Let us use the following auxiliary function from https://matplotlib.org/gallery/images_contours_and_fields/image_annotated_heatmap.html


In [49]:
def heatmap(data, row_labels, col_labels, ax=None,
            cbar_kw={}, cbarlabel="", **kwargs):
    """
    Create a heatmap from a numpy array and two lists of labels.

    Arguments:
        data       : A 2D numpy array of shape (N,M)
        row_labels : A list or array of length N with the labels
                     for the rows
        col_labels : A list or array of length M with the labels
                     for the columns
    Optional arguments:
        ax         : A matplotlib.axes.Axes instance to which the heatmap
                     is plotted. If not provided, use current axes or
                     create a new one.
        cbar_kw    : A dictionary with arguments to
                     :meth:`matplotlib.Figure.colorbar`.
        cbarlabel  : The label for the colorbar
    All other arguments are directly passed on to the imshow call.
    """

    if not ax:
        ax = plt.gca()

    # Plot the heatmap
    im = ax.imshow(data, **kwargs)

    # Create colorbar
    cbar = ax.figure.colorbar(im, ax=ax, **cbar_kw)
    cbar.ax.set_ylabel(cbarlabel, rotation=-90, va="bottom")

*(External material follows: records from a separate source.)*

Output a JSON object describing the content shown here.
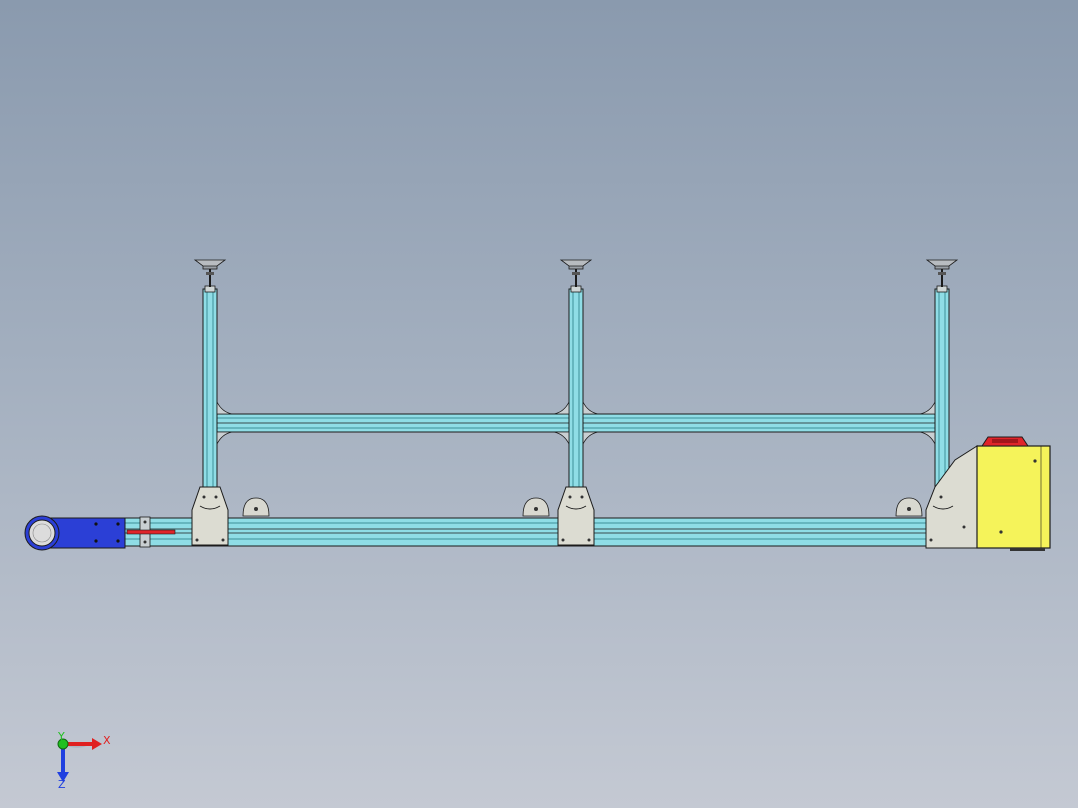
{
  "colors": {
    "profile": "#8fdde6",
    "profile_dark": "#3c8f98",
    "outline": "#1b1b1b",
    "bracket": "#dcdcd2",
    "motor": "#2b3fd6",
    "electrical_box": "#f5f35a",
    "handle": "#e0242a",
    "axis_x": "#e02020",
    "axis_y": "#20c020",
    "axis_z": "#2040e0"
  },
  "triad": {
    "x_label": "X",
    "y_label": "Y",
    "z_label": "Z",
    "x_icon": "x-axis-arrow-icon",
    "y_icon": "y-axis-dot-icon",
    "z_icon": "z-axis-arrow-icon"
  }
}
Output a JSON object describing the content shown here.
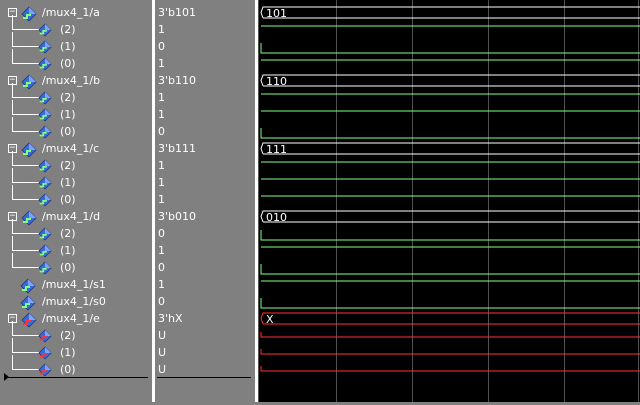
{
  "signals": [
    {
      "name": "/mux4_1/a",
      "value": "3'b101",
      "bus": "101",
      "color": "green",
      "expanded": true,
      "bits": [
        {
          "name": "(2)",
          "value": "1"
        },
        {
          "name": "(1)",
          "value": "0"
        },
        {
          "name": "(0)",
          "value": "1"
        }
      ]
    },
    {
      "name": "/mux4_1/b",
      "value": "3'b110",
      "bus": "110",
      "color": "green",
      "expanded": true,
      "bits": [
        {
          "name": "(2)",
          "value": "1"
        },
        {
          "name": "(1)",
          "value": "1"
        },
        {
          "name": "(0)",
          "value": "0"
        }
      ]
    },
    {
      "name": "/mux4_1/c",
      "value": "3'b111",
      "bus": "111",
      "color": "green",
      "expanded": true,
      "bits": [
        {
          "name": "(2)",
          "value": "1"
        },
        {
          "name": "(1)",
          "value": "1"
        },
        {
          "name": "(0)",
          "value": "1"
        }
      ]
    },
    {
      "name": "/mux4_1/d",
      "value": "3'b010",
      "bus": "010",
      "color": "green",
      "expanded": true,
      "bits": [
        {
          "name": "(2)",
          "value": "0"
        },
        {
          "name": "(1)",
          "value": "1"
        },
        {
          "name": "(0)",
          "value": "0"
        }
      ]
    },
    {
      "name": "/mux4_1/s1",
      "value": "1",
      "color": "green",
      "expanded": false,
      "bits": []
    },
    {
      "name": "/mux4_1/s0",
      "value": "0",
      "color": "green",
      "expanded": false,
      "bits": []
    },
    {
      "name": "/mux4_1/e",
      "value": "3'hX",
      "bus": "X",
      "color": "red",
      "expanded": true,
      "bits": [
        {
          "name": "(2)",
          "value": "U"
        },
        {
          "name": "(1)",
          "value": "U"
        },
        {
          "name": "(0)",
          "value": "U"
        }
      ]
    }
  ],
  "colors": {
    "green": "#7fff7f",
    "red": "#ff3333",
    "bus_white": "#ffffff"
  }
}
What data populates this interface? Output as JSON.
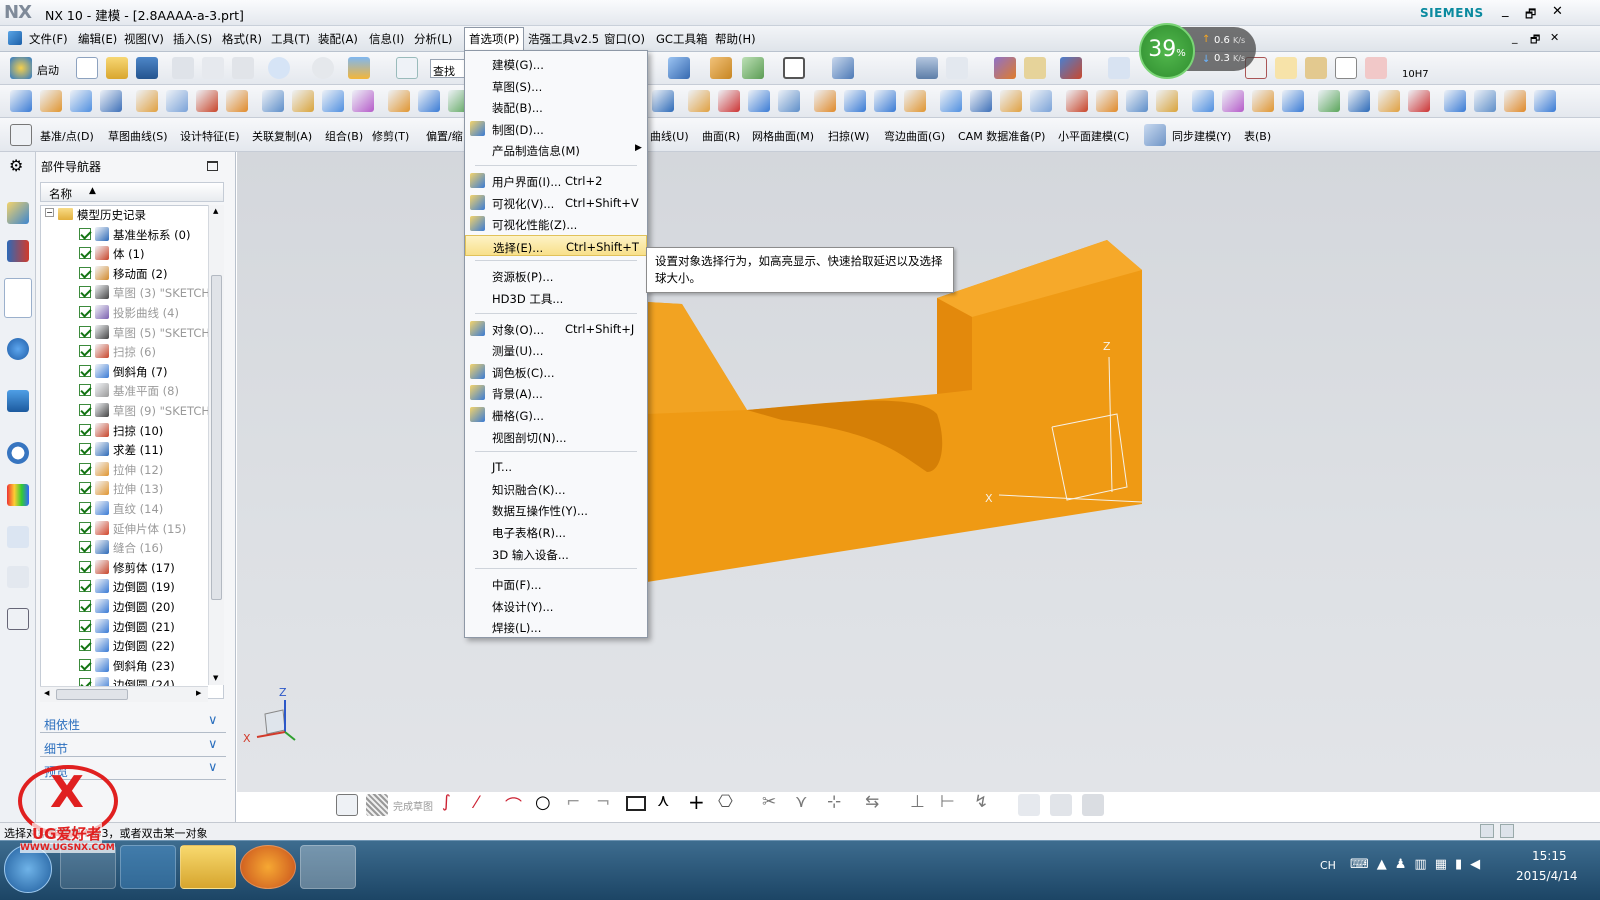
{
  "window": {
    "logo": "NX",
    "title": "NX 10 - 建模 - [2.8AAAA-a-3.prt]",
    "brand": "SIEMENS",
    "controls": [
      "_",
      "🗗",
      "✕"
    ]
  },
  "menubar": {
    "items": [
      "文件(F)",
      "编辑(E)",
      "视图(V)",
      "插入(S)",
      "格式(R)",
      "工具(T)",
      "装配(A)",
      "信息(I)",
      "分析(L)",
      "首选项(P)",
      "浩强工具v2.5",
      "窗口(O)",
      "GC工具箱",
      "帮助(H)"
    ],
    "active": "首选项(P)"
  },
  "toolbar1": {
    "start_label": "启动",
    "find_label": "查找命",
    "command_label": "10H7"
  },
  "toolbar3": {
    "left_items": [
      "基准/点(D)",
      "草图曲线(S)",
      "设计特征(E)",
      "关联复制(A)",
      "组合(B)",
      "修剪(T)",
      "偏置/缩"
    ],
    "right_items": [
      "曲线(U)",
      "曲面(R)",
      "网格曲面(M)",
      "扫掠(W)",
      "弯边曲面(G)",
      "CAM 数据准备(P)",
      "小平面建模(C)",
      "同步建模(Y)",
      "表(B)"
    ]
  },
  "speed_widget": {
    "percent": "39",
    "percent_sign": "%",
    "up": "0.6",
    "up_unit": "K/s",
    "down": "0.3",
    "down_unit": "K/s"
  },
  "navigator": {
    "title": "部件导航器",
    "column_header": "名称",
    "root": "模型历史记录",
    "items": [
      {
        "label": "基准坐标系 (0)",
        "dim": false,
        "color": "#2d6ab8"
      },
      {
        "label": "体 (1)",
        "dim": false,
        "color": "#c8452a"
      },
      {
        "label": "移动面 (2)",
        "dim": false,
        "color": "#d28a2c"
      },
      {
        "label": "草图 (3) \"SKETCH_",
        "dim": true,
        "color": "#444444"
      },
      {
        "label": "投影曲线 (4)",
        "dim": true,
        "color": "#7a5fb0"
      },
      {
        "label": "草图 (5) \"SKETCH_",
        "dim": true,
        "color": "#444444"
      },
      {
        "label": "扫掠 (6)",
        "dim": true,
        "color": "#c8452a"
      },
      {
        "label": "倒斜角 (7)",
        "dim": false,
        "color": "#3a7bd5"
      },
      {
        "label": "基准平面 (8)",
        "dim": true,
        "color": "#999999"
      },
      {
        "label": "草图 (9) \"SKETCH_",
        "dim": true,
        "color": "#444444"
      },
      {
        "label": "扫掠 (10)",
        "dim": false,
        "color": "#c8452a"
      },
      {
        "label": "求差 (11)",
        "dim": false,
        "color": "#2d6ab8"
      },
      {
        "label": "拉伸 (12)",
        "dim": true,
        "color": "#e09530"
      },
      {
        "label": "拉伸 (13)",
        "dim": true,
        "color": "#e09530"
      },
      {
        "label": "直纹 (14)",
        "dim": true,
        "color": "#3a7bd5"
      },
      {
        "label": "延伸片体 (15)",
        "dim": true,
        "color": "#d2452a"
      },
      {
        "label": "缝合 (16)",
        "dim": true,
        "color": "#2d6ab8"
      },
      {
        "label": "修剪体 (17)",
        "dim": false,
        "color": "#c8452a"
      },
      {
        "label": "边倒圆 (19)",
        "dim": false,
        "color": "#3a7bd5"
      },
      {
        "label": "边倒圆 (20)",
        "dim": false,
        "color": "#3a7bd5"
      },
      {
        "label": "边倒圆 (21)",
        "dim": false,
        "color": "#3a7bd5"
      },
      {
        "label": "边倒圆 (22)",
        "dim": false,
        "color": "#3a7bd5"
      },
      {
        "label": "倒斜角 (23)",
        "dim": false,
        "color": "#3a7bd5"
      },
      {
        "label": "边倒圆 (24)",
        "dim": false,
        "color": "#3a7bd5"
      }
    ],
    "sections": [
      "相依性",
      "细节",
      "预览"
    ]
  },
  "dropdown": {
    "items": [
      {
        "label": "建模(G)...",
        "shortcut": "",
        "icon": "none"
      },
      {
        "label": "草图(S)...",
        "shortcut": "",
        "icon": "none"
      },
      {
        "label": "装配(B)...",
        "shortcut": "",
        "icon": "none"
      },
      {
        "label": "制图(D)...",
        "shortcut": "",
        "icon": "drafting-icon"
      },
      {
        "label": "产品制造信息(M)",
        "shortcut": "",
        "icon": "none",
        "submenu": true
      },
      {
        "sep": true
      },
      {
        "label": "用户界面(I)...",
        "shortcut": "Ctrl+2",
        "icon": "user-interface-icon"
      },
      {
        "label": "可视化(V)...",
        "shortcut": "Ctrl+Shift+V",
        "icon": "visualization-icon"
      },
      {
        "label": "可视化性能(Z)...",
        "shortcut": "",
        "icon": "visualization-performance-icon"
      },
      {
        "label": "选择(E)...",
        "shortcut": "Ctrl+Shift+T",
        "icon": "none",
        "highlight": true
      },
      {
        "sep": true
      },
      {
        "label": "资源板(P)...",
        "shortcut": "",
        "icon": "none"
      },
      {
        "label": "HD3D 工具...",
        "shortcut": "",
        "icon": "none"
      },
      {
        "sep": true
      },
      {
        "label": "对象(O)...",
        "shortcut": "Ctrl+Shift+J",
        "icon": "object-icon"
      },
      {
        "label": "测量(U)...",
        "shortcut": "",
        "icon": "none"
      },
      {
        "label": "调色板(C)...",
        "shortcut": "",
        "icon": "palette-icon"
      },
      {
        "label": "背景(A)...",
        "shortcut": "",
        "icon": "background-icon"
      },
      {
        "label": "栅格(G)...",
        "shortcut": "",
        "icon": "grid-icon"
      },
      {
        "label": "视图剖切(N)...",
        "shortcut": "",
        "icon": "none"
      },
      {
        "sep": true
      },
      {
        "label": "JT...",
        "shortcut": "",
        "icon": "none"
      },
      {
        "label": "知识融合(K)...",
        "shortcut": "",
        "icon": "none"
      },
      {
        "label": "数据互操作性(Y)...",
        "shortcut": "",
        "icon": "none"
      },
      {
        "label": "电子表格(R)...",
        "shortcut": "",
        "icon": "none"
      },
      {
        "label": "3D 输入设备...",
        "shortcut": "",
        "icon": "none"
      },
      {
        "sep": true
      },
      {
        "label": "中面(F)...",
        "shortcut": "",
        "icon": "none"
      },
      {
        "label": "体设计(Y)...",
        "shortcut": "",
        "icon": "none"
      },
      {
        "label": "焊接(L)...",
        "shortcut": "",
        "icon": "none"
      }
    ]
  },
  "tooltip": {
    "text": "设置对象选择行为，如高亮显示、快速拾取延迟以及选择球大小。"
  },
  "viewport": {
    "axis_x": "X",
    "axis_z": "Z",
    "triad_x": "X",
    "triad_z": "Z",
    "model_color": "#ef9a14"
  },
  "sketch_toolbar": {
    "finish_label": "完成草图"
  },
  "statusbar": {
    "message": "选择对象并使用 MB3，或者双击某一对象"
  },
  "taskbar": {
    "lang": "CH",
    "time": "15:15",
    "date": "2015/4/14"
  },
  "watermark": {
    "brand": "UG爱好者",
    "url": "WWW.UGSNX.COM"
  }
}
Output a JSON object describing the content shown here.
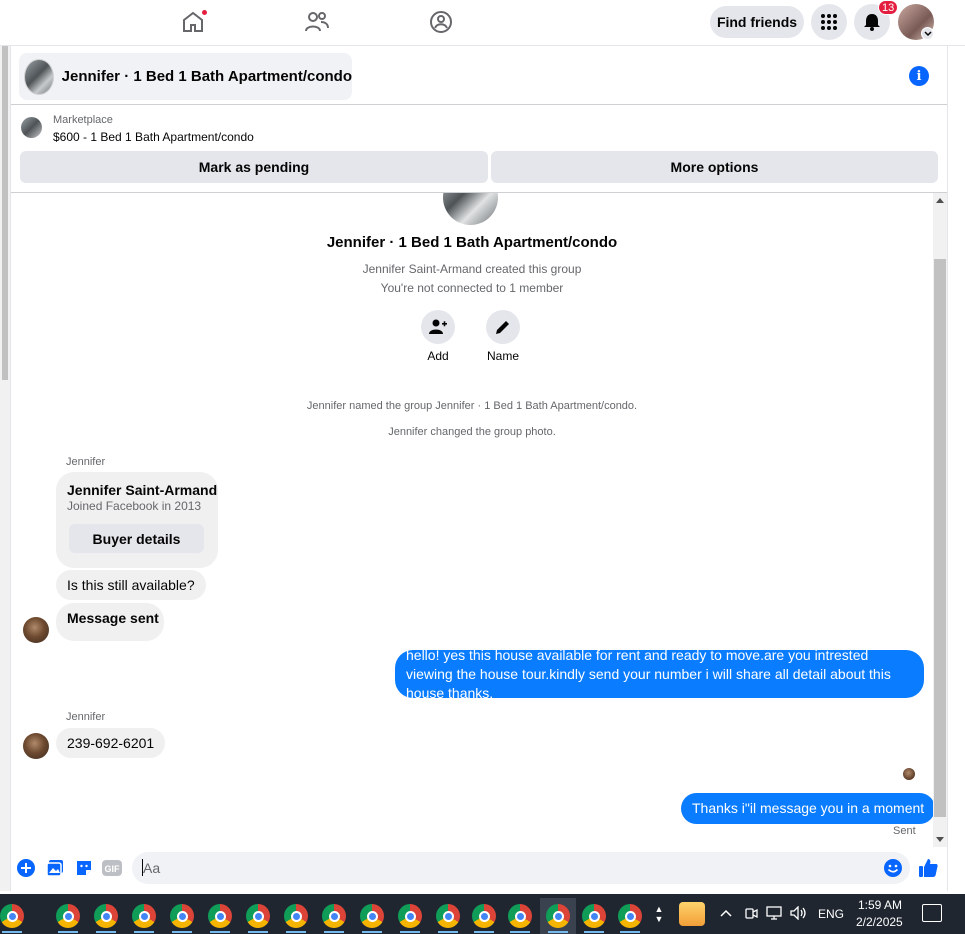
{
  "nav": {
    "find_friends": "Find friends",
    "notification_count": "13"
  },
  "chat": {
    "title": "Jennifer · 1 Bed 1 Bath Apartment/condo",
    "marketplace_label": "Marketplace",
    "listing": "$600 - 1 Bed 1 Bath Apartment/condo",
    "mark_pending": "Mark as pending",
    "more_options": "More options"
  },
  "intro": {
    "group_name": "Jennifer · 1 Bed 1 Bath Apartment/condo",
    "created_by": "Jennifer Saint-Armand created this group",
    "not_connected": "You're not connected to 1 member",
    "add_label": "Add",
    "name_label": "Name",
    "sys_named": "Jennifer named the group Jennifer · 1 Bed 1 Bath Apartment/condo.",
    "sys_photo": "Jennifer changed the group photo."
  },
  "messages": {
    "sender1": "Jennifer",
    "buyer_name": "Jennifer Saint-Armand",
    "buyer_joined": "Joined Facebook in 2013",
    "buyer_details": "Buyer details",
    "msg_available": "Is this still available?",
    "msg_sent_bold": "Message sent",
    "reply1": "hello! yes this house available for rent and ready to move.are you intrested viewing the house tour.kindly send your number i will share all detail about this house thanks.",
    "sender2": "Jennifer",
    "phone": "239-692-6201",
    "reply2": "Thanks i\"il message you in a moment",
    "sent_status": "Sent"
  },
  "composer": {
    "placeholder": "Aa"
  },
  "taskbar": {
    "language": "ENG",
    "time": "1:59 AM",
    "date": "2/2/2025"
  },
  "colors": {
    "accent": "#0866ff",
    "outgoing_bubble": "#0a7cff",
    "badge": "#e41e3f"
  }
}
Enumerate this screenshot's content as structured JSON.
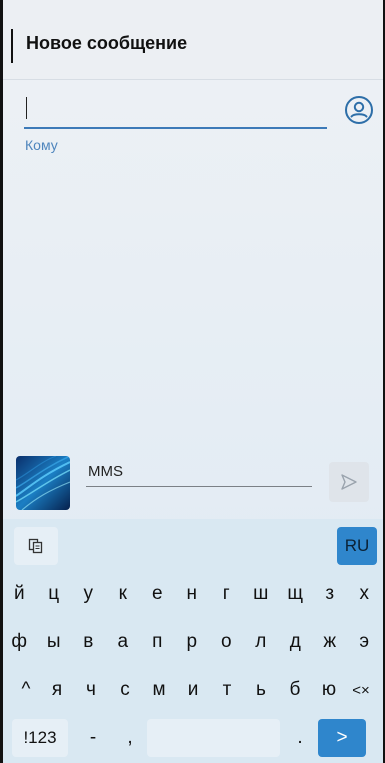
{
  "header": {
    "title": "Новое сообщение"
  },
  "recipient": {
    "label": "Кому",
    "value": ""
  },
  "compose": {
    "placeholder": "MMS"
  },
  "keyboard": {
    "lang": "RU",
    "row1": [
      "й",
      "ц",
      "у",
      "к",
      "е",
      "н",
      "г",
      "ш",
      "щ",
      "з",
      "х"
    ],
    "row2": [
      "ф",
      "ы",
      "в",
      "а",
      "п",
      "р",
      "о",
      "л",
      "д",
      "ж",
      "э"
    ],
    "row3": [
      "я",
      "ч",
      "с",
      "м",
      "и",
      "т",
      "ь",
      "б",
      "ю"
    ],
    "numbers": "!123",
    "dash": "-",
    "comma": ",",
    "period": ".",
    "shift_glyph": "^",
    "backspace_glyph": "<×",
    "enter_glyph": ">"
  },
  "colors": {
    "accent": "#2f86cc",
    "label_blue": "#4f86bd",
    "keyboard_bg": "#d9e8f2"
  }
}
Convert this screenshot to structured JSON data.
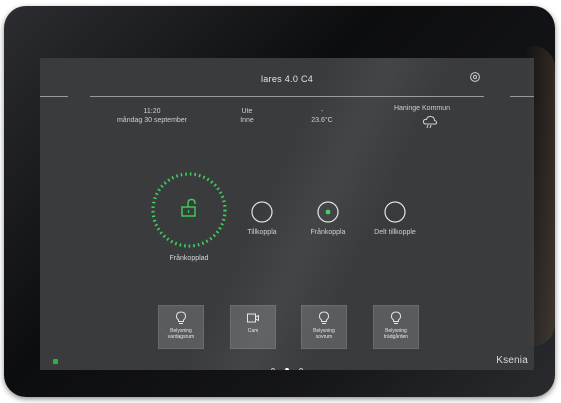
{
  "header": {
    "title": "lares 4.0 C4"
  },
  "info": {
    "time": "11:20",
    "date": "måndag 30 september",
    "sensor1_label": "Ute",
    "sensor1_value": "Inne",
    "sensor2_label": "-",
    "sensor2_value": "23.6°C",
    "location": "Haninge Kommun"
  },
  "alarm": {
    "state": "Frånkopplad"
  },
  "modes": [
    {
      "label": "Tillkoppla"
    },
    {
      "label": "Frånkoppla"
    },
    {
      "label": "Delt tillkopple"
    }
  ],
  "tiles": [
    {
      "label_line1": "Belysning",
      "label_line2": "vardagsrum",
      "icon": "lightbulb-icon"
    },
    {
      "label_line1": "Cam",
      "label_line2": "",
      "icon": "camera-icon"
    },
    {
      "label_line1": "Belysning",
      "label_line2": "sovrum",
      "icon": "lightbulb-icon"
    },
    {
      "label_line1": "Belysning",
      "label_line2": "trädgården",
      "icon": "lightbulb-icon"
    }
  ],
  "pager": {
    "total": 3,
    "current": 2
  },
  "brand": "Ksenia",
  "colors": {
    "accent": "#2bb24c",
    "screen": "#3a3b3d",
    "tile": "#5a5b5d"
  }
}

    # We want to show all ticks...
    ax.set_xticks(np.arange(data.shape[1]))
    ax.set_yticks(np.arange(data.shape[0]))
    # ... and label them with the respective list entries.
    ax.set_xticklabels(col_labels)
    ax.set_yticklabels(row_labels)

    # Let the horizontal axes labeling appear on top.
    ax.tick_params(top=True, bottom=False,
                   labeltop=True, labelbottom=False)

    # Rotate the tick labels and set their alignment.
    plt.setp(ax.get_xticklabels(), rotation=-30, ha="right",
             rotation_mode="anchor")

    # Turn spines off and create white grid.
    for edge, spine in ax.spines.items():
        spine.set_visible(False)

    ax.set_xticks(np.arange(data.shape[1]+1)-.5, minor=True)
    ax.set_yticks(np.arange(data.shape[0]+1)-.5, minor=True)
    ax.grid(which="minor", color="w", linestyle='-', linewidth=3)
    ax.tick_params(which="minor", bottom=False, left=False)

    return im, cbar

In [51]:
def func(x1, x2): return -x1**2 - x2**2 + 6.*x1 + 3.*x2 + 9.
x1s_ = np.linspace(-100., 100., 10)
x2s_ = np.linspace(-100., 100., 10)
x1s, x2s = np.meshgrid(x1s_, x2s_)
fs = func(x1s, x2s)
np.shape(fs)
heatmap(fs, x1s_, x2s_)[0];


Random search

Sometimes a random search may be preferred over grid search. This also enables us to incorporate our guess — a prior distribution — of the location of the optimum, so we can sample the parameter points from that prior distribution and evaluate the values of the function at those points.

Both grid search and random search are the so-called embarrassingly parallel methods and are trivial to parallelize, either over multiple cores on a single machine or over a cluster/cloud.

In general, it is suboptimal to explore a hypercube of the parameter space by systematically going through each point in a grid. Sobol sequences give the optimal sequence of points to try — see Sergei Kucherenko's work in this area.

Stochastic and batch gradient descent

When working with aritificial neural networks (ANNs) we usually prefer the stochastic and batch gradient descent methods over the quasi-Newton methods. We will examine these methods when we introduce ANNs.